Professeur en philosophie arabe

icon-calendar Mercredi 3 octobre 2018

Muḥammad ʿĀbid al-Ǧābirī (m. 2010) soutenait l’idée d’une coupure épistémologique entre la pensée philosophique entre l’orient et l’occident arabes. La pensée en orient aurait sombré, surtout avec Avicenne (m. 428/1037), dans le gnosticisme, voire l’irrationalisme. Celle de l’occident arabe aurait marqué l’aboutissement de la tradition rationaliste en terre d’islam, en particulier avec Ibn Bāǧǧa (m. 533/1139) et Averroès (m. 595/1198). Cette vision simpliste oublie l’influence qu’al-Fārābī (m. 339/950) a eue en Andalousie. Cette influence se manifeste clairement dans la philosophie politique d’Ibn Bāǧǧa, en particulier dans son traité Tadbīr al-mutawaḥḥid, dans le commentaire de la République de Platon par Averroès, ou encore dans le traité Ḥayy b. Yaqzān d’Ibn Ṭufayl (m. 581/1185). Bien que celui-ci se déclare avicennien dans son traité et n’hésite pas à critiquer — de manière injuste — al-Fārābī, on peut affirmer qu’il existe entre Ḥayy b. Yaqzān et la pensée d’al-Fārābī une identité de propos et de structure. Ibn Ṭufayl est tellement redevable à la philosophie politique du « second maître » que cela rend bien étrange le traitement expéditif qu’il lui réserve dans l’introduction de son traité.

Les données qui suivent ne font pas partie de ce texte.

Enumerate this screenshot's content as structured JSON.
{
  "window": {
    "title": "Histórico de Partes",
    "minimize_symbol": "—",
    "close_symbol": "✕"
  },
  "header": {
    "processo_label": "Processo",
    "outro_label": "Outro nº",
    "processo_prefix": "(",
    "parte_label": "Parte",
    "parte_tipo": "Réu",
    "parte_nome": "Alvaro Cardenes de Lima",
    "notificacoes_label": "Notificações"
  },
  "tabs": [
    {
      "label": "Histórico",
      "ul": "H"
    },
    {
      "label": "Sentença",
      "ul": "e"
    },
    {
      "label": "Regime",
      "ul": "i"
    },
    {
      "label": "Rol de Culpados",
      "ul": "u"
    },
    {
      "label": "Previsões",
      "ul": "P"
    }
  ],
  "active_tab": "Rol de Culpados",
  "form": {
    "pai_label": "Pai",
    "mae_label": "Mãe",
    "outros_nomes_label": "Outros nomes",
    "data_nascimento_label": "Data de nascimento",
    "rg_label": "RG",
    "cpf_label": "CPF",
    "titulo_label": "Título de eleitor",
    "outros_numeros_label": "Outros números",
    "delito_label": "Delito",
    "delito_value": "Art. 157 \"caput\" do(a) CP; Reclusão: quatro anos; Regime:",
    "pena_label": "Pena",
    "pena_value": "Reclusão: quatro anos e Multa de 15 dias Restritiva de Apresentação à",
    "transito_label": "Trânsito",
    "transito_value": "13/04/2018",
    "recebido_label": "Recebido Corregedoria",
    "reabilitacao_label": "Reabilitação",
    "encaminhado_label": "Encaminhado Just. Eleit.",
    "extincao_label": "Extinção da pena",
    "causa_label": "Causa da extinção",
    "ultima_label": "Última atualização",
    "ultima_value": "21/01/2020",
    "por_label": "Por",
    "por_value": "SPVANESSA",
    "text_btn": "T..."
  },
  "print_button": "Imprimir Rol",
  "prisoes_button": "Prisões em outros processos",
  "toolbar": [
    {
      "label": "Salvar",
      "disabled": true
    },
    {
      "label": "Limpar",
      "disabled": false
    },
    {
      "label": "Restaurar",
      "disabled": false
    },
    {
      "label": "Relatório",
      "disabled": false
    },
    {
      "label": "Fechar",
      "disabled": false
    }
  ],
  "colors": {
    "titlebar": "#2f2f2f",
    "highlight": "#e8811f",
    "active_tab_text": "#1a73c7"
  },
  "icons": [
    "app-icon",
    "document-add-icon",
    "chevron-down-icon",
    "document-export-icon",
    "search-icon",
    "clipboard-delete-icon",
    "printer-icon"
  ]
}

Ce qui compliquait la réception d’al-Fārābī en Andalousie, c’est qu’il croyait encore, comme tout l’Orient, que le traité connu sous le nom de Théologie d’Aristote (une traduction plus ou moins fidèle d’une partie des Ennéades de Plotin) était vraiment d’Aristote, d’où sa tentative désespérée pour réconcilier ce texte néo-platonicien avec ce qu’il connaît d’Aristote. C’est Averroès qui démasque définitivement la confusion. Par exemple, à la différence d’al-Fārābī, Ibn Bāǧǧa puis Averroès conçoivent l’intellect agent comme quelque chose d’immanent à l’homme. Chez ces deux auteurs, l’intellect agent n’est plus cet intellect transcendant et complètement séparé, qui s’ajustait parfaitement avec la théorie farabienne de l’émanation héritée du néoplatonisme.